Главным препятствием для меня оказались тридцать долларов, требовавшихся для таможни и гостиницы. Я не мог представить себе, где смогу отыскать запрещённую валюту. Руководительница группы отвела меня в сторонку и вполголоса, «сотто воче», как говорят музыканты, прописала мне программу: по какому телефону позвонить, что сказать, как себя вести и сколько это стоит.
Не отклоняясь от заданной программы, я позвонил ровно в семь, произнёс кодовые слова, получил кодовый ответ. Через пятнадцать минут, стоя на пронизывающем ветру у телефонаавтомата, набрал ещё раз тот же номер, произнёс другие кодовые слова и получил другой кодовый ответ. Проехал две остановки на трамвае, через триста метров зашёл в подъезд, поднялся на второй этаж и позвонил, как было сказано: три длинных, один короткий, ещё два длинных. Открыли, впустили, ждал в коридоре, пока вынесут помойное ведро. Вернулись, завели в комнату, без лишних слов дали тридцать долларов, я отдал свои рубли и ещё подождал минуты три, молодой человек ещё раз вышел на улицу с каким-то свёртком, вскоре вернулся и выпустил меня. Я вышел из подъезда, огляделся и пошёл переулками к троллейбусной остановке. Улицы были пустынны, а снег не чищен: спотыкаясь, я кое-как дошёл до цели.
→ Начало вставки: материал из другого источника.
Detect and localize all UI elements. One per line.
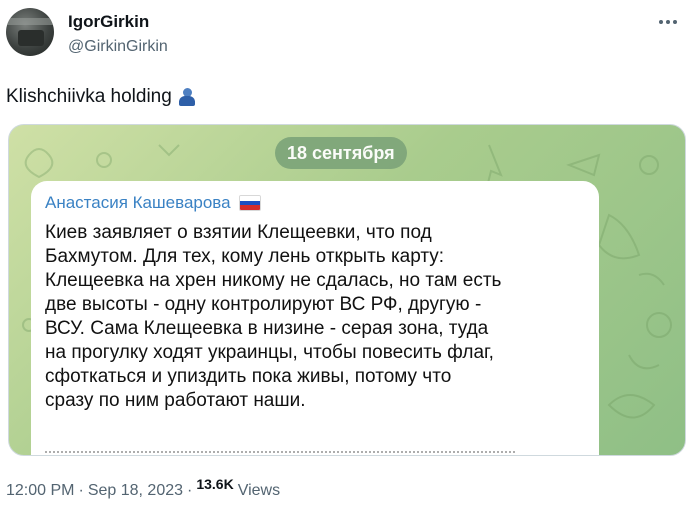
russia-flag-icon	[238, 195, 261, 211]
more-dot-icon	[659, 20, 663, 24]
views-count[interactable]: 13.6K	[196, 476, 233, 492]
message-line: на прогулку ходят украинцы, чтобы повеси…	[45, 342, 494, 363]
message-bubble: Анастасия Кашеварова Киев заявляет о взя…	[31, 181, 599, 455]
message-line: Клещеевка на хрен никому не сдалась, но …	[45, 270, 502, 291]
avatar[interactable]	[6, 8, 54, 56]
message-line: ВСУ. Сама Клещеевка в низине - серая зон…	[45, 318, 489, 339]
tweet-text-row: Klishchiivka holding	[6, 86, 196, 108]
message-body: Киев заявляет о взятии Клещеевки, что по…	[45, 221, 585, 413]
footer-separator: ·	[78, 482, 84, 499]
more-dot-icon	[673, 20, 677, 24]
avatar-shape	[18, 30, 44, 46]
message-line: Киев заявляет о взятии Клещеевки, что по…	[45, 222, 432, 243]
display-name[interactable]: IgorGirkin	[68, 12, 149, 32]
message-author-name: Анастасия Кашеварова	[45, 193, 231, 212]
message-author: Анастасия Кашеварова	[45, 193, 261, 213]
tweet-footer: 12:00 PM · Sep 18, 2023 · 13.6K Views	[6, 476, 281, 500]
tweet-text: Klishchiivka holding	[6, 86, 172, 107]
user-handle[interactable]: @GirkinGirkin	[68, 38, 168, 56]
footer-separator: ·	[187, 482, 193, 499]
views-label: Views	[237, 482, 281, 499]
avatar-band	[6, 18, 54, 25]
date-separator-pill: 18 сентября	[275, 137, 407, 169]
tweet-date[interactable]: Sep 18, 2023	[88, 482, 183, 500]
message-line: сфоткаться и упиздить пока живы, потому …	[45, 366, 452, 387]
truncated-text-edge	[45, 451, 515, 455]
tweet-media-image[interactable]: 18 сентября Анастасия Кашеварова Киев за…	[8, 124, 686, 456]
message-line: сразу по ним работают наши.	[45, 390, 306, 411]
message-line: Бахмутом. Для тех, кому лень открыть кар…	[45, 246, 445, 267]
message-line: две высоты - одну контролируют ВС РФ, др…	[45, 294, 482, 315]
tweet: IgorGirkin @GirkinGirkin Klishchiivka ho…	[0, 0, 694, 509]
people-hugging-icon	[178, 88, 196, 106]
more-options-button[interactable]	[656, 12, 680, 32]
tweet-time[interactable]: 12:00 PM	[6, 482, 74, 500]
more-dot-icon	[666, 20, 670, 24]
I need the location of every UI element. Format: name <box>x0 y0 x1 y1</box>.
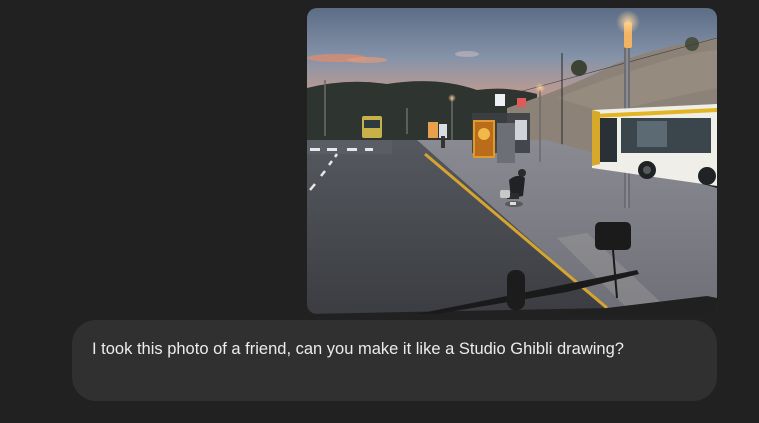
chat-thread: I took this photo of a friend, can you m… <box>0 0 759 423</box>
user-message-text: I took this photo of a friend, can you m… <box>92 340 624 358</box>
photo-image <box>307 8 717 314</box>
uploaded-photo[interactable] <box>307 8 717 314</box>
user-message-bubble: I took this photo of a friend, can you m… <box>72 320 717 401</box>
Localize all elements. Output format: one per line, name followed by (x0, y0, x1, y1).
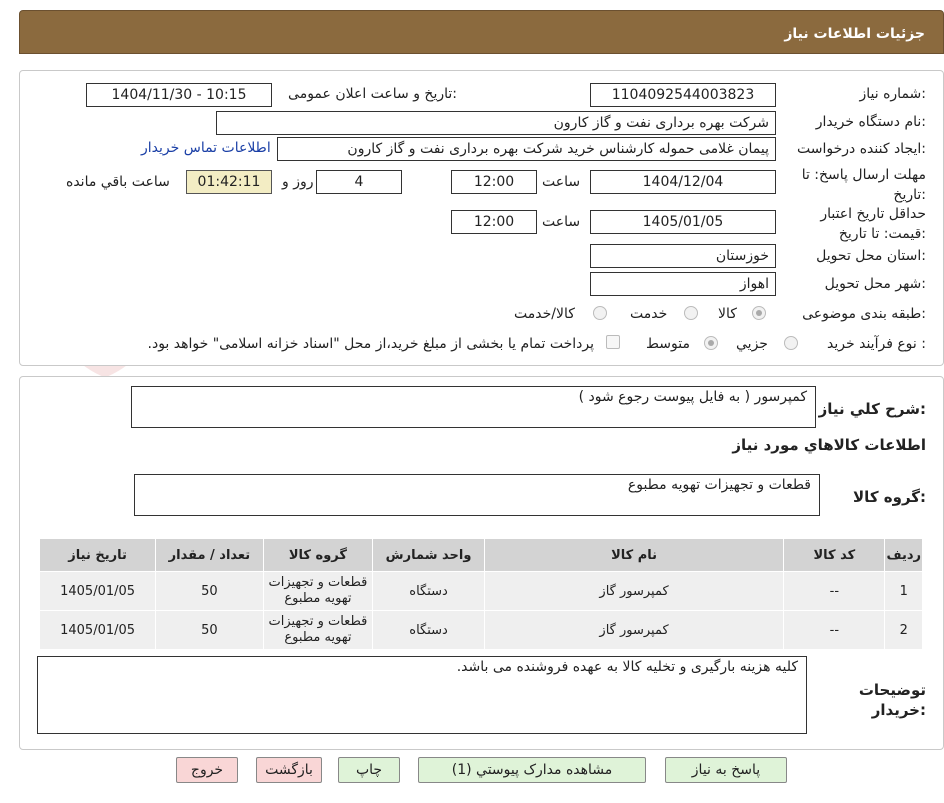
city-field[interactable]: اهواز (590, 272, 776, 296)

Скорый поезд Москва–Пекин легко пробивал вихрящуюся снежную крупу. Из окна на сотни километров – только белыйбелый снег, да редкие будки обходчиков. От этого в купе особенно тепло и уютно. На столике рядом с двумя бутылками водки давно забытая копчёная красная рыба, отварная курица с озерками желе во впадинках, много запечённой картошки с золотистым луком. Неожиданно с верхней полки через головы спускают двухлитровую банку квашеной капусты в оранжевых чёрточках моркови и бусинках клюквы. Мне не совсем ловко за этим столом. По устоявшимся оркестровым традициям зарубежных гастролей я взял с собой лишь две банки тушёнки, да хрустящие хлебцы, ну и с десяток пакетиков кофе. А народ не стесняется, ест и пьёт от души – в Китай едут не впервой. Помимо моих знакомых из НЭТИ, – физика, историка и математика, – врач-хирург, супруги – муж биолог и жена генетик – из Академгородка, и тренер по биатлону. Компания сбитая, все давно и хорошо друг друга знают. Только я здесь новенький, потому ощущаю ненавязчивое внимание. Биатлонист взялся обучать меня считать юани. Зажимаешь тремя пальцами, переламывая через указательный, и подлистываешь большим – хочешь юани, а хочешь – доллары или рубли. Перед делом и после дела, как Отче наш. Чувствуешь, прогораешь, переверни и опять пересчитай – обязательно пойдёшь в гору.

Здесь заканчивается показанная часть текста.